At sunset, James Knox Polk observed his empty desk. After four tumultuous years he was returning to private life.* One last obligation remained. He and his cabinet headed for the Capitol for the last-minute consideration of legislation. Armed with a veto message, Polk was determined to reject any law that excluded slavery from the territories. “I did not hesitate for a moment in my course,” he wrote. A conference committee between the Senate and House was unable to come to an agreement. Late in the evening, a government shutdown appeared likely. In the Senate, Daniel Webster decried that “important bills connected with the continuance of the government, which for sixty years have never failed to be passed in time to carry on the government, are now to some degree in jeopardy . . . we are at a crisis of some importance.” There was a vote in the House to withdraw its disagreement from the Senate bill, allowing the measure to be sent directly to the president.

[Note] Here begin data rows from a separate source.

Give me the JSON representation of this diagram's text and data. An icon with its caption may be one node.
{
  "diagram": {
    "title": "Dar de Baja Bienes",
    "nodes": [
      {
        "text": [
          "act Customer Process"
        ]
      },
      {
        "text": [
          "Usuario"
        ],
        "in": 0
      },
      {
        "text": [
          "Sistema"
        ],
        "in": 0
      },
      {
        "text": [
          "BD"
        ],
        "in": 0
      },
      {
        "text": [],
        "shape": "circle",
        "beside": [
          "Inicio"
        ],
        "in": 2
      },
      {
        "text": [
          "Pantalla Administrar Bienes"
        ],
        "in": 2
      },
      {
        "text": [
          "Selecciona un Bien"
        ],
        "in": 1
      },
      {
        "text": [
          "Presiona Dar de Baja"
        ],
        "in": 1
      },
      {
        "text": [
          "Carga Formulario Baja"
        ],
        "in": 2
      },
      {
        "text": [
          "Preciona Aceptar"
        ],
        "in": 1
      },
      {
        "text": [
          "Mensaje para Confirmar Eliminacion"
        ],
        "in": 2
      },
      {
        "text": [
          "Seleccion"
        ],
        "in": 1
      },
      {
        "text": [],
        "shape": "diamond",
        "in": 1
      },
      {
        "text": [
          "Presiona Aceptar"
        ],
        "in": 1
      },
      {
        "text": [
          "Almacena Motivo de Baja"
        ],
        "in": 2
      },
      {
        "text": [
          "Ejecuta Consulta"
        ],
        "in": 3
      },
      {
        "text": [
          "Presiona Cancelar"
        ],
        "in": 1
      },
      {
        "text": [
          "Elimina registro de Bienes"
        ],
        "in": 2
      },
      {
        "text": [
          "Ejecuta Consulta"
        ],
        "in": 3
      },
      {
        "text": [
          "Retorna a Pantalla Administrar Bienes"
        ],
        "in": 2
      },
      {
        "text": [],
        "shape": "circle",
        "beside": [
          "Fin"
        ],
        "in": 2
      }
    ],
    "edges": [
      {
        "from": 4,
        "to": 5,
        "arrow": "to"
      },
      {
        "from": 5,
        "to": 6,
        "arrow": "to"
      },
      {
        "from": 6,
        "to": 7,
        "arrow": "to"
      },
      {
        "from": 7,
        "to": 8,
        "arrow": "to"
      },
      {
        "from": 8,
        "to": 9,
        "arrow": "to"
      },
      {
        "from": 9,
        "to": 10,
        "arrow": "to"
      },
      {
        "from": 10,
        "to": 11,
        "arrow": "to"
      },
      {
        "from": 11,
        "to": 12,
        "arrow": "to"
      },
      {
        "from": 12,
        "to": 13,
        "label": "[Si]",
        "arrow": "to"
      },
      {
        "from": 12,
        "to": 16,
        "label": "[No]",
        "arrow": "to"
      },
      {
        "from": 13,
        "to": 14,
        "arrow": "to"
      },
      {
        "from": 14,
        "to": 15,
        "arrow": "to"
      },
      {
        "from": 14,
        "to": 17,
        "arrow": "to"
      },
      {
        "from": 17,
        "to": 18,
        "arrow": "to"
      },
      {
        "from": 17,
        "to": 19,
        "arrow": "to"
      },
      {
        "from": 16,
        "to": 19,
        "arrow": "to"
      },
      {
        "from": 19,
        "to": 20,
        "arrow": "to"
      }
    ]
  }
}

This failed by the narrow margin of 110–107, with Lincoln voting “no.” An amendment was then offered to maintain the laws of Mexico in the territories until changed by Congress, which passed 111–105, with Lincoln voting “yes.” Since Mexico forbade slavery, this arrangement would have the same effect as passing the Wilmot Proviso. Southern members flocked to see Polk “in great excitement.” Polk cleared the room in order to consult with his cabinet. First of all, since it was after midnight, was he even still president? He argued that he had won a four-year term, and therefore had until noon the following day. Then came the question of whether to sign the appropriations bill if it came to him in its current form. Secretary of State Buchanan urged the president to sign, arguing that keeping the present laws was distinct from agreeing to the Wilmot Proviso. Buchanan was joined by three others, against only one member who wanted it vetoed. The fighting continued through the night and into the morning. At 4:00 a.m.,Polk retired to the Willard Hotel. Finally the Senate blinked, receding from their own amendment, sending a clean appropriations bill to the president, who signed it, thus leaving the issue of slavery in the new territories to his successor. “Thus concluded my duties as President of the U. States,” Polk wrote.

* Polk’s long-awaited retirement would last little more than three months, the shortest post-presidency in history.